Said Edwards: “The payments industry is very robust. There’s very good technology and tools to manage fraud, but the best tools are digital and online.”
The key and most immediate challenge is to close the digital gap that exists for the government (and where tokenization, artificial intelligence and digital accounts, leveraged already by the private sector and by banks, could be of significant benefit).
The problems have not gone unnoticed, as the government has sought to improve validation processes and steps, according to panelists, with pilot programs in the works at banks.
“The government literally right in this moment has no way to reach out to me and start that process,” Edwards said. “So that’s the first gap the government’s got to solve and could solve in this upcoming tax cycle by adding [digital conduits] that to their tax forms and collecting email and contact information from Americans.”
That type of data collection can help improve government disbursements beyond stimulus payments, according to Edwards. And in terms of cross dialogue, Robinson noted that firms such as J.P. Morgan have been “able to leverage our network of FinTechs to bring them into the equation” where collaboration has already been successful, as she added that “I don’t see any reason why that model cannot be replicated across state, local or federal governments.”
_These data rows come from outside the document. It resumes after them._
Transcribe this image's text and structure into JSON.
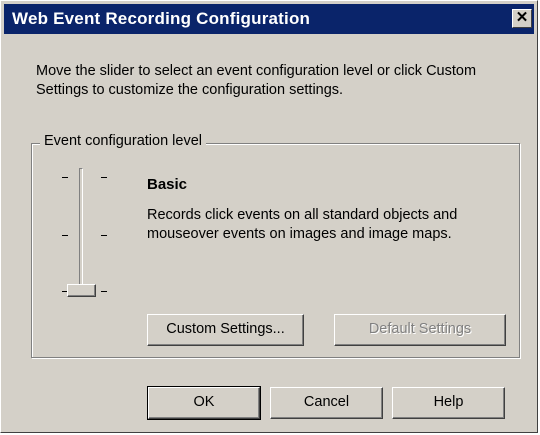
{
  "window": {
    "title": "Web Event Recording Configuration",
    "close_glyph": "✕"
  },
  "description": "Move the slider to select an event configuration level or click Custom Settings to customize the configuration settings.",
  "group": {
    "legend": "Event configuration level",
    "level_title": "Basic",
    "level_description": "Records click events on all standard objects and mouseover events on images and image maps.",
    "slider": {
      "positions": 3,
      "selected_level": "Basic"
    }
  },
  "buttons": {
    "custom_settings": "Custom Settings...",
    "default_settings": "Default Settings",
    "ok": "OK",
    "cancel": "Cancel",
    "help": "Help"
  },
  "colors": {
    "titlebar": "#0a246a",
    "face": "#d4d0c8"
  }
}
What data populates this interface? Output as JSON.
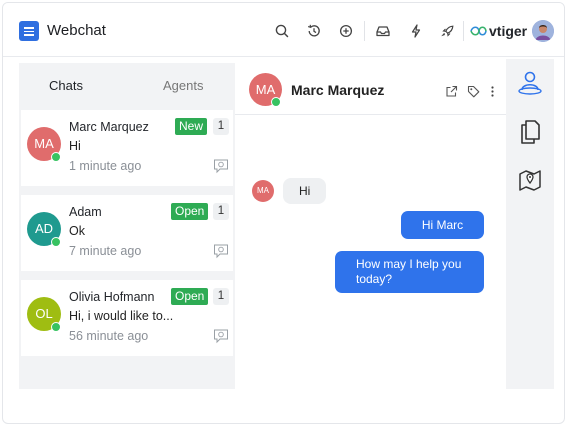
{
  "app": {
    "title": "Webchat",
    "brand": "vtiger"
  },
  "toolbar": {
    "icons": [
      "search-icon",
      "history-icon",
      "add-circle-icon",
      "inbox-icon",
      "lightning-icon",
      "rocket-icon"
    ]
  },
  "tabs": {
    "chats": "Chats",
    "agents": "Agents"
  },
  "chats": [
    {
      "initials": "MA",
      "name": "Marc Marquez",
      "message": "Hi",
      "time": "1 minute ago",
      "badge": "New",
      "count": "1",
      "avatar_color": "#e06c6c"
    },
    {
      "initials": "AD",
      "name": "Adam",
      "message": "Ok",
      "time": "7 minute ago",
      "badge": "Open",
      "count": "1",
      "avatar_color": "#1f9a8f"
    },
    {
      "initials": "OL",
      "name": "Olivia Hofmann",
      "message": "Hi, i would like to...",
      "time": "56 minute ago",
      "badge": "Open",
      "count": "1",
      "avatar_color": "#9fbd12"
    }
  ],
  "conversation": {
    "contact_initials": "MA",
    "contact_name": "Marc Marquez",
    "messages": [
      {
        "from": "contact",
        "initials": "MA",
        "text": "Hi"
      },
      {
        "from": "agent",
        "text": "Hi Marc"
      },
      {
        "from": "agent",
        "text_line1": "How may I help you",
        "text_line2": "today?"
      }
    ]
  },
  "colors": {
    "accent": "#2f73eb",
    "status_green": "#2eab54",
    "online": "#37c261"
  }
}
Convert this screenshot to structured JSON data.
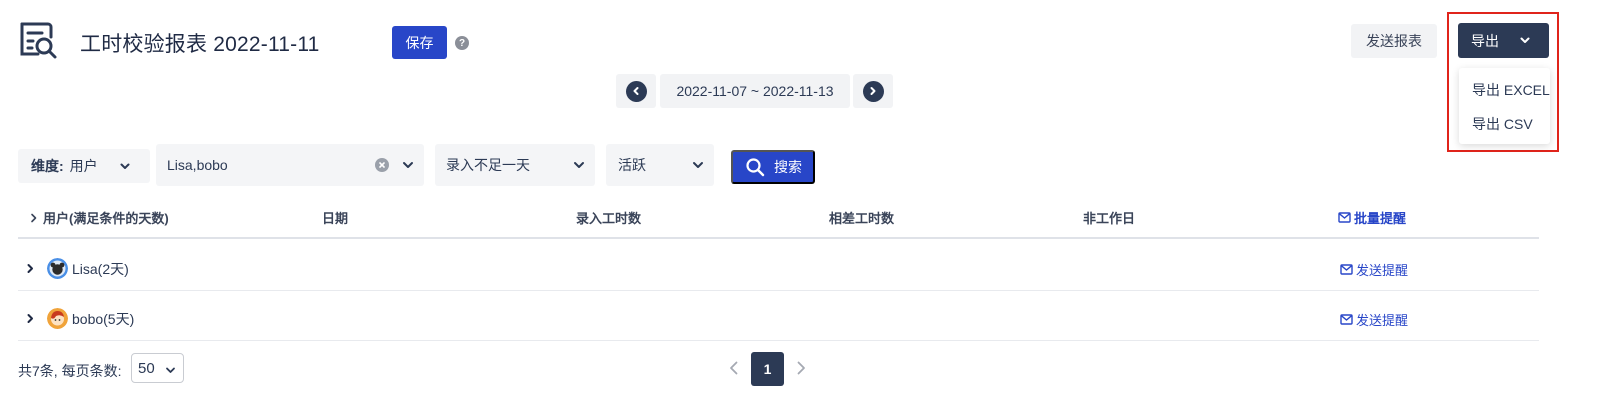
{
  "header": {
    "title": "工时校验报表 2022-11-11",
    "save_label": "保存",
    "help_icon": "?"
  },
  "week_nav": {
    "range": "2022-11-07 ~ 2022-11-13"
  },
  "actions": {
    "send_report_label": "发送报表",
    "export_label": "导出",
    "export_menu": [
      "导出 EXCEL",
      "导出 CSV"
    ]
  },
  "filters": {
    "dimension_label": "维度:",
    "dimension_value": "用户",
    "users_value": "Lisa,bobo",
    "entry_value": "录入不足一天",
    "active_value": "活跃",
    "search_label": "搜索"
  },
  "table": {
    "columns": [
      "用户(满足条件的天数)",
      "日期",
      "录入工时数",
      "相差工时数",
      "非工作日",
      "批量提醒"
    ],
    "rows": [
      {
        "user": "Lisa(2天)",
        "action": "发送提醒"
      },
      {
        "user": "bobo(5天)",
        "action": "发送提醒"
      }
    ]
  },
  "pagination": {
    "summary": "共7条, 每页条数:",
    "page_size": "50",
    "current_page": "1"
  },
  "colors": {
    "primary": "#2846c8",
    "dark": "#2c3a55",
    "highlight": "#e0241b"
  }
}
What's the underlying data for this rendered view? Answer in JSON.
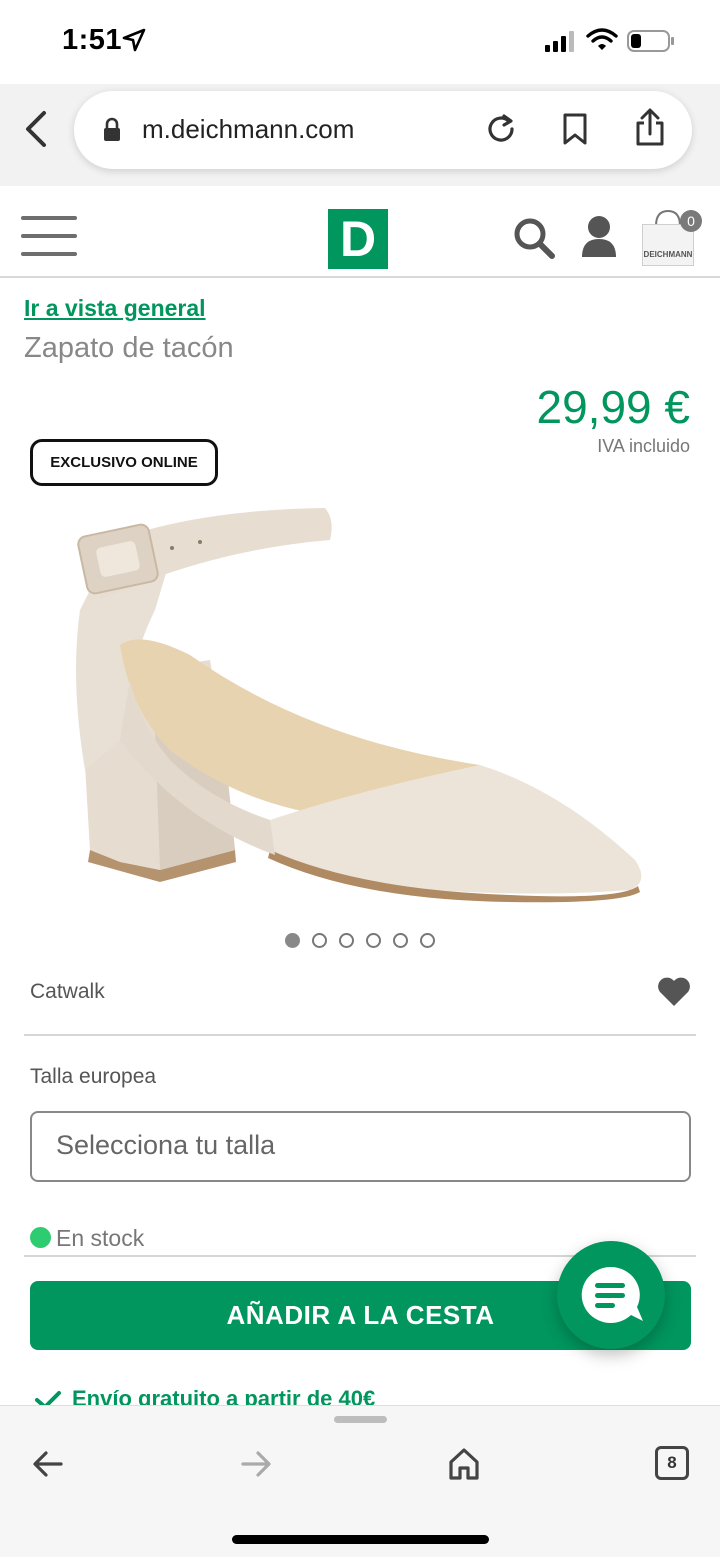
{
  "status_bar": {
    "time": "1:51"
  },
  "browser": {
    "url": "m.deichmann.com",
    "tab_count": "8"
  },
  "header": {
    "logo_letter": "D",
    "cart_count": "0",
    "cart_bag_label": "DEICHMANN"
  },
  "product": {
    "overview_link": "Ir a vista general",
    "type": "Zapato de tacón",
    "price": "29,99 €",
    "vat_note": "IVA incluido",
    "badge": "EXCLUSIVO ONLINE",
    "brand": "Catwalk",
    "image_count": 6,
    "active_image": 1
  },
  "size": {
    "label": "Talla europea",
    "placeholder": "Selecciona tu talla"
  },
  "stock": {
    "text": "En stock",
    "color": "#2ecc71"
  },
  "cta": {
    "add_to_cart": "AÑADIR A LA CESTA"
  },
  "shipping": {
    "text": "Envío gratuito a partir de 40€"
  },
  "colors": {
    "brand_green": "#00965e"
  },
  "icons": [
    "location-arrow-icon",
    "signal-icon",
    "wifi-icon",
    "battery-icon",
    "back-chevron-icon",
    "lock-icon",
    "reload-icon",
    "bookmark-icon",
    "share-icon",
    "hamburger-icon",
    "search-icon",
    "user-icon",
    "cart-icon",
    "heart-icon",
    "chat-icon",
    "check-icon",
    "arrow-left-icon",
    "arrow-right-icon",
    "home-icon"
  ]
}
The dialogue continues, stated Edwards, as there is accelerated openness among the large banks to work with FinTechs, leveraging banks’ expertise with rails and FinTech’s experience with innovation. Each of those parties, he said, can solve problems of the other — and together, they can solve governments’ disbursement frictions.
As for digital dollars and FedNow — they’re likely to impact the way disbursements are done, but the impact will be a few years out (FedNow, the instant payments system making its way from concept to reality, will not debut until 2023 at the earliest). Interoperability will be key, according to Ziolkowski, and any new payments system will need “an incredible level of ubiquity” to change the way future stimulus may make its way to end consumers.
Looking ahead, she said, a year from now some of the same issues tied to speed versus accuracy will be under debate.
“Incrementally the government will be able to address some of the challenges that they’ve faced, but unless there’s broad-scale change from a technology or process perspective in capturing information,” we’re unlikely to see seismic shifts, she said.
Edwards stated that 2021 is they year that treasury banks will “get tooled up and start taking solutions [such as RTP] to their clients.”
“The real traction of killing the check,” he said, “starts in 2022.”